Well, that's not what I wanted to say.

Of course, the configuration that requires less energy to be spent to
do a given amount of work is more energy-efficient.  To measure this,
the system needs to be given exactly the same amount of work for each
run and the energy spent by it during each run needs to be compared.

However, I think that you are interested in answering a different
question: Given a specific amount of time (say T) to run the workload,
what frequency to run the CPUs doing the work at in order to get the
maximum amount of work done per unit of energy spent by the system (as
a whole)?  Or, given 2 different frequency levels, which of them to
run the CPUs at to get more work done per energy unit?

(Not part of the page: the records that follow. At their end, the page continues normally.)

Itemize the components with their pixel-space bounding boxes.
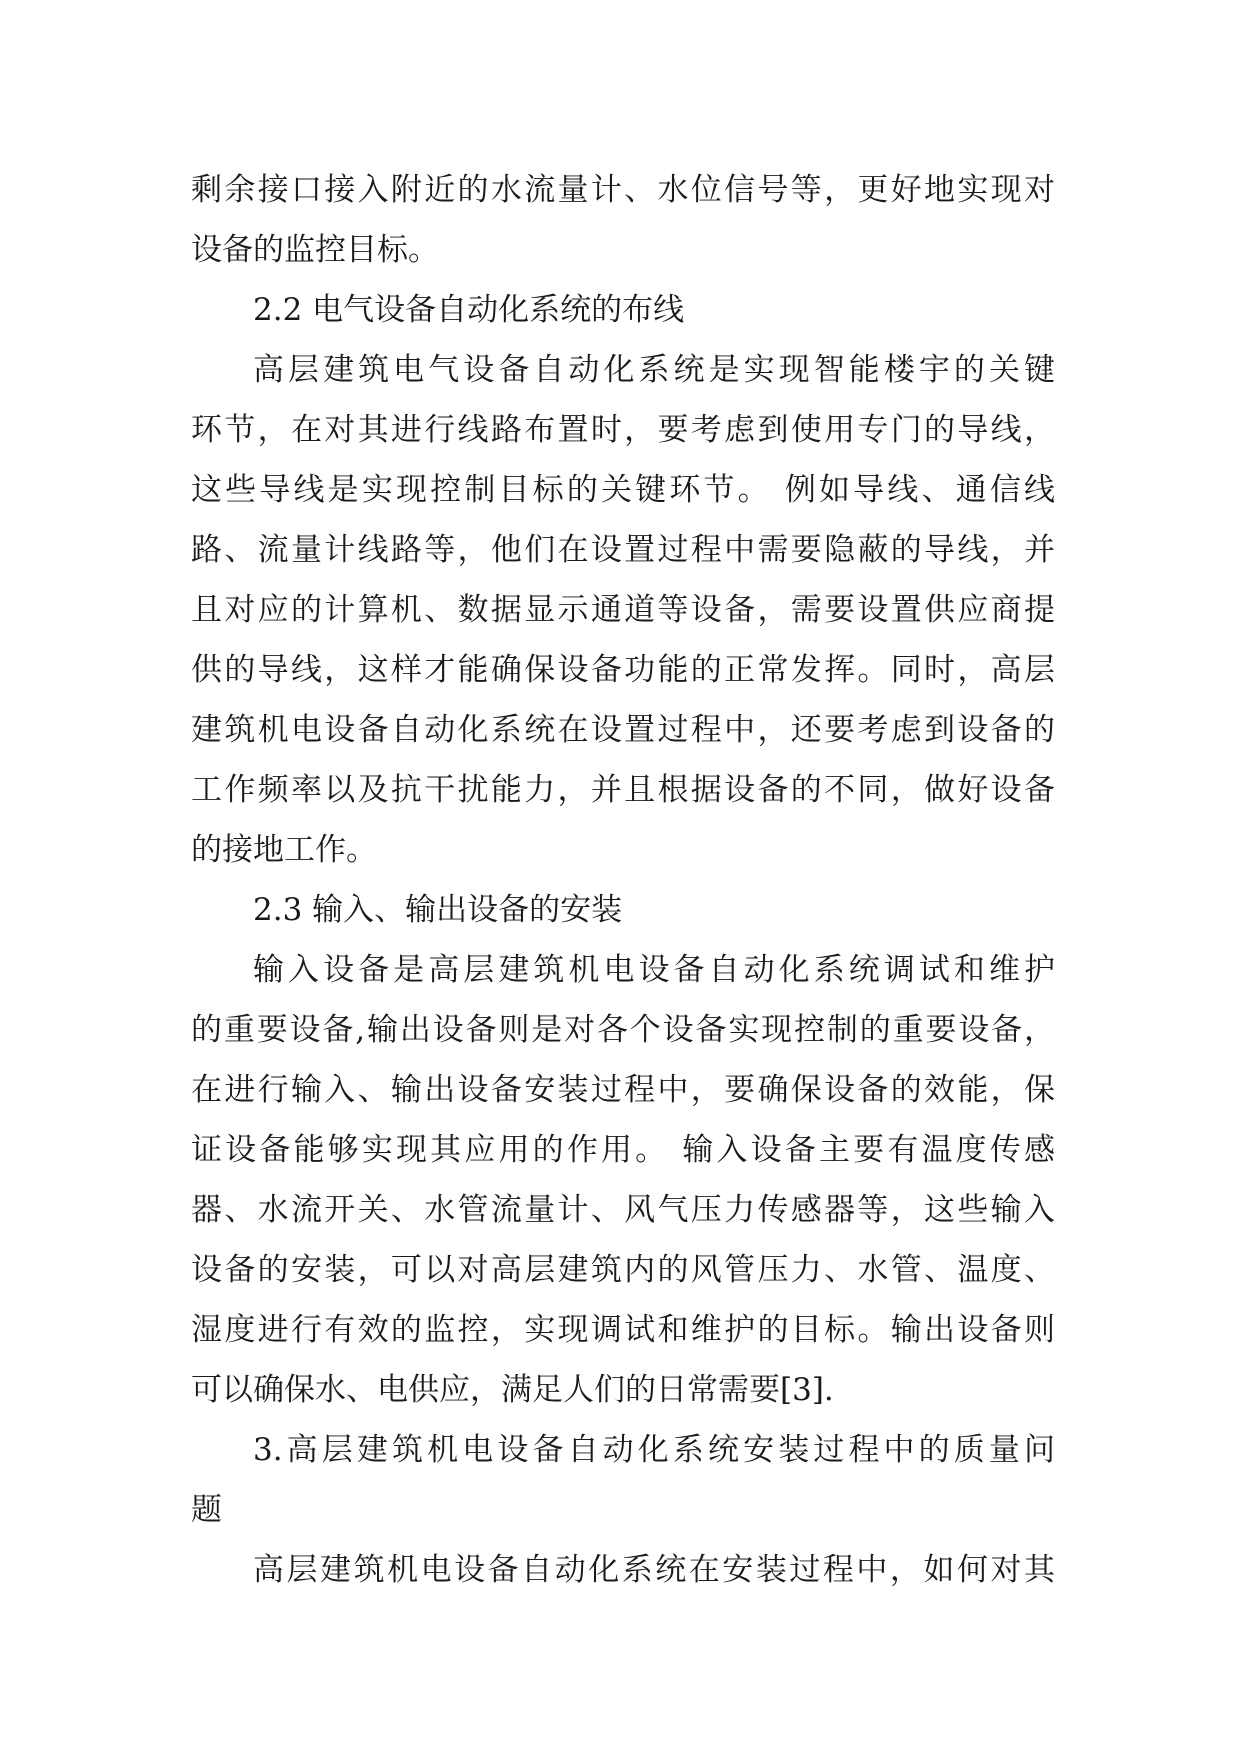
text-line: 建筑机电设备自动化系统在设置过程中，还要考虑到设备的 bbox=[191, 712, 1055, 748]
text-line: 设备的监控目标。 bbox=[191, 232, 439, 268]
text-line: 且对应的计算机、数据显示通道等设备，需要设置供应商提 bbox=[191, 592, 1055, 628]
paragraph-first-line: 高层建筑机电设备自动化系统在安装过程中，如何对其 bbox=[253, 1552, 1055, 1588]
text-line: 这些导线是实现控制目标的关键环节。 例如导线、通信线 bbox=[191, 472, 1055, 508]
paragraph-first-line: 输入设备是高层建筑机电设备自动化系统调试和维护 bbox=[253, 952, 1055, 988]
text-line: 可以确保水、电供应，满足人们的日常需要[3]. bbox=[191, 1372, 834, 1408]
paragraph-first-line: 高层建筑电气设备自动化系统是实现智能楼宇的关键 bbox=[253, 352, 1055, 388]
document-page bbox=[191, 160, 1055, 1600]
section-heading: 2.3 输入、输出设备的安装 bbox=[253, 892, 623, 928]
text-line: 湿度进行有效的监控，实现调试和维护的目标。输出设备则 bbox=[191, 1312, 1055, 1348]
text-line: 的接地工作。 bbox=[191, 832, 377, 868]
text-line: 剩余接口接入附近的水流量计、水位信号等，更好地实现对 bbox=[191, 172, 1055, 208]
section-heading: 3.高层建筑机电设备自动化系统安装过程中的质量问 bbox=[253, 1432, 1055, 1468]
text-line: 供的导线，这样才能确保设备功能的正常发挥。同时，高层 bbox=[191, 652, 1055, 688]
section-heading: 2.2 电气设备自动化系统的布线 bbox=[253, 292, 685, 328]
text-line: 路、流量计线路等，他们在设置过程中需要隐蔽的导线，并 bbox=[191, 532, 1055, 568]
text-line: 工作频率以及抗干扰能力，并且根据设备的不同，做好设备 bbox=[191, 772, 1055, 808]
text-line: 器、水流开关、水管流量计、风气压力传感器等，这些输入 bbox=[191, 1192, 1055, 1228]
text-line: 设备的安装，可以对高层建筑内的风管压力、水管、温度、 bbox=[191, 1252, 1055, 1288]
text-line: 证设备能够实现其应用的作用。 输入设备主要有温度传感 bbox=[191, 1132, 1055, 1168]
text-line: 在进行输入、输出设备安装过程中，要确保设备的效能，保 bbox=[191, 1072, 1055, 1108]
text-line: 的重要设备,输出设备则是对各个设备实现控制的重要设备， bbox=[191, 1012, 1055, 1048]
text-line: 题 bbox=[191, 1492, 222, 1528]
text-line: 环节，在对其进行线路布置时，要考虑到使用专门的导线， bbox=[191, 412, 1055, 448]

The work / energy ratio can be estimated as

W / E = C * f / P(f)

where C is a constant and P(f) is the power drawn by the whole system
while the CPUs doing the work are running at frequency f, and of
course for the system discussed previously it is greater in the 2 GHz
case.

However P(f) can be divided into two parts, P_1(f) that really depends
on the frequency and P_0 that does not depend on it.  If P_0 is large
enough to dominate P(f), which is the case in the 10-20 range of
P-states on the system in question, it is better to run the CPUs doing
the work faster (as long as there is always enough work to do for
them; see below).  This doesn't mean that P(f) is not a convex
function of f, though.

Moreover, this assumes that there will always be enough work for the
system to do when running the busy CPUs at 2 GHz, or that it can go
completely idle when it doesn't do any work, but let's see what
happens if the amount of work to do is W_1 = C * 1 GHz * T and the
system cannot go completely idle when the work is done.

Then, nothing changes for the busy CPUs running at 1 GHz, but in the 2
GHz case we get W = W_1 and E = P(2 GHz) * T/2 + P_0 * T/2, because
the busy CPUs are only busy 1/2 of the time, but power P_0 is drawn by
the system regardless.  Hence, in the 2 GHz case (assuming P(2 GHz) =
120 W and P_0 = 90 W), we get

W / E = 2 * C * 1 GHz / (P(2 GHz) + P_0) = 0.0095 * C * 1 GHz

which is slightly less than the W / E ratio at 1 GHz approximately
equal to 0.01 * C * 1 GHz (assuming P(1 GHz) = 100 W), so in these
conditions it would be better to run the busy CPUs at 1 GHz.